Tu écriras, Je suis bien, ici. Je suis bien sous ce Steinway. Je vous
recommande de venir un jour séjourner sous ce Steinway. Ne laissez pas passer
votre chance, si elle passe. Je te dicterai ce genre de phrases. Mais si tu ne
les écris pas, si tu ne les envoies pas, je ne te frapperai pas. Je diminuerai
un peu tes rations, certes.
Passer
ses journées à ne rien faire : pas bon. Le fait d’écrire ces petits
messages, ça t’occupera. Il te faudra une vie saine et équilibrée. Viens, viens
sous mon Steinway.
Je
n’en jouerai pas. Il faut, parfois, laisser le silence prendre. Et, une fois qu’il
a pris, ne pas le briser. Dans ces moments là, quand tu parleras, car telle que
je t’imagine, tu parleras, au début, tu ne te résigneras pas au silence, tu
n’es pas très forte pour le silence - mais tu progresseras, tu progresseras -
quand tu parleras disais-je, je te dirai, d’une voix douce, Chut. S’il te plait
ne dis rien. Ecoute le silence. Tu écarquilleras tes grands yeux tricolores,
vert-bleu-gris peut-être, tu me jetteras un regarde implorant, genre, Mais j’ai
envie, de parler, mais tu liras dans mes yeux à moi que ce n’est pas le moment
de parler. Et petit à petit tu t’y habitueras, au silence. Moi je m’y suis bien
habitué. Ce sera bien d’être silencieux tous les deux. Tous les trois. Moi, mon
Steinway, et toi.
Non
seulement tu t’habitueras à ce silence et tu y trouveras tout ce que tu veux,
tout ce que tu as déjà en toi, en le sachant, ou sans le savoir, le calme,
l’angoisse, l’excitation, la terreur, et, vers la fin, une sorte de repos.
Ça
te fera du bien. Car tu as l’air fatiguée de ces jours-ci. Le travail
peut-être. Tu travailles beaucoup. On te donne du travail. Tu le prends. C’est
une transaction. Un peu comme à Noël. Moi on ne me donne plus rien à Noël mais
avant on me donnait des choses et je faisais comme toi avec ton travail, je le
prenais, j’y jouais, puis je me lassais. Tu vois, nous nous ressemblons. Et
nous nous ressemblerons de plus en plusseuh lon la. Tout à fait à la fin les
gens nous confondront. Il faut dire que deux personnes qui se cachent et se
taisent ont tendance à se ressembler. D’ores et déjà, mes voisins ont du mal à
faire la différence entre moi et mon Steinway. D’ailleurs quand ils frappent,
mon Steinway réagit exactement comme moi. Il se tait. J’attends la même chose
de toi. Nous serons bien. Tous les trois. Moi, mon Steinway, et toi.
Un
jour tu t’apercevras que tu ne veux plus partir. Ça prendra du temps mais ça
arrivera. Ce jour là je constaterai tout de suite le changement. Je lirai sur
ton visage, Je veux rester. Alors un grand bonheur m’envahira, je soupirerai
d’aise, je te détacherai, je t’embrasserai, tu m’embrasseras. Comment vas tu,
demanderai-je ? Tu me l’as déjà demandé tout à l’heure, me répondras tu.

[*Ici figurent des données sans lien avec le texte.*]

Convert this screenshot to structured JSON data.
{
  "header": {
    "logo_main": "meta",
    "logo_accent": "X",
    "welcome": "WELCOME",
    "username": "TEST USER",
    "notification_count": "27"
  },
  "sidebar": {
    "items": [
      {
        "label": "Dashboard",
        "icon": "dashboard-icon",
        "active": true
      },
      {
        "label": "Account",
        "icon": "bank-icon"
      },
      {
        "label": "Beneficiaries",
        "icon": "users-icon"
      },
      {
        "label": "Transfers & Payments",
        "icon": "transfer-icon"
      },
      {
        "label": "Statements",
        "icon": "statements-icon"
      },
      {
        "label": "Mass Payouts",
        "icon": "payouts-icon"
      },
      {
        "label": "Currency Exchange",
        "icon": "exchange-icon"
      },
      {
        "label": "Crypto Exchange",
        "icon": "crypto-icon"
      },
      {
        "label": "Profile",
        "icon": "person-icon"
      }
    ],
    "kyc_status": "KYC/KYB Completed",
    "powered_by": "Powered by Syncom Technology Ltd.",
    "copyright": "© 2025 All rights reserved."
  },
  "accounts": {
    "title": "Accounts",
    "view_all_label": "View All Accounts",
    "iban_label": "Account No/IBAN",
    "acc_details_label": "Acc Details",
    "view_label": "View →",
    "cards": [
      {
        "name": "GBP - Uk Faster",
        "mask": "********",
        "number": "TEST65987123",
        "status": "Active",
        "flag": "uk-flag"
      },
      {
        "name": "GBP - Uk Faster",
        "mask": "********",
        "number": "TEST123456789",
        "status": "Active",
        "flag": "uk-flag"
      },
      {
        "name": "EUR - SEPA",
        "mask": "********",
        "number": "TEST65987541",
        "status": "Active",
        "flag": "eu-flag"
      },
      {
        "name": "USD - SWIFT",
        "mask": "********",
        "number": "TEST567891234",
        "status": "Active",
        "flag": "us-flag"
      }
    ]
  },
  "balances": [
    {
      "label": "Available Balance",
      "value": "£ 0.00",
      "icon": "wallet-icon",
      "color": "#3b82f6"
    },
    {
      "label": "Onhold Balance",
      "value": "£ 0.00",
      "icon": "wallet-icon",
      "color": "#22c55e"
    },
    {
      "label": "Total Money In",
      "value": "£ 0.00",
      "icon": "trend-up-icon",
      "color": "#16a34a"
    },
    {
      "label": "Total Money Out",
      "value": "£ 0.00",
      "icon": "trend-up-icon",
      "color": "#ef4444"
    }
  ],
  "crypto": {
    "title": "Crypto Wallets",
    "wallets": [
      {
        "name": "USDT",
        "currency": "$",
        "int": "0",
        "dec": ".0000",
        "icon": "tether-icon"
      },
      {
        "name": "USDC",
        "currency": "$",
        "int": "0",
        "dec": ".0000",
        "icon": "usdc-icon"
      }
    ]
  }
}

Non, c’était hier, te répondrai-je. Non c’était aujourd’hui, me répondras tu.
Non, c’était hier, te répondrai-je. Je suis sûre que c’était aujourd’hui, ce
matin, me répondras tu. Tu perds la notion du temps ces derniers temps, te
répondrai-je. Ça doit être la station assise/couchée prolongée qui fait ça. Non
non, me répondras tu, piquée au vif, et j’aime bien ces moments où tu t’animes,
où tu t’échauffes, où tu te vexes presque, tu es charmante dans ces moments là,
j’aime bien, et j’aimerai encore, même après t’avoir vu pendant des jours des
mois des années accroupie ou couchée sous mon Steinway. Peu importe que je te
l’aie demandé hier ou aujourd’hui, réponds moi s’il te plait, comment vas
tu ? finirai-je par dire.
Bien.
Ainsi
l’histoire se finira bien. L’histoire entre moi, mon Steinway, et toi.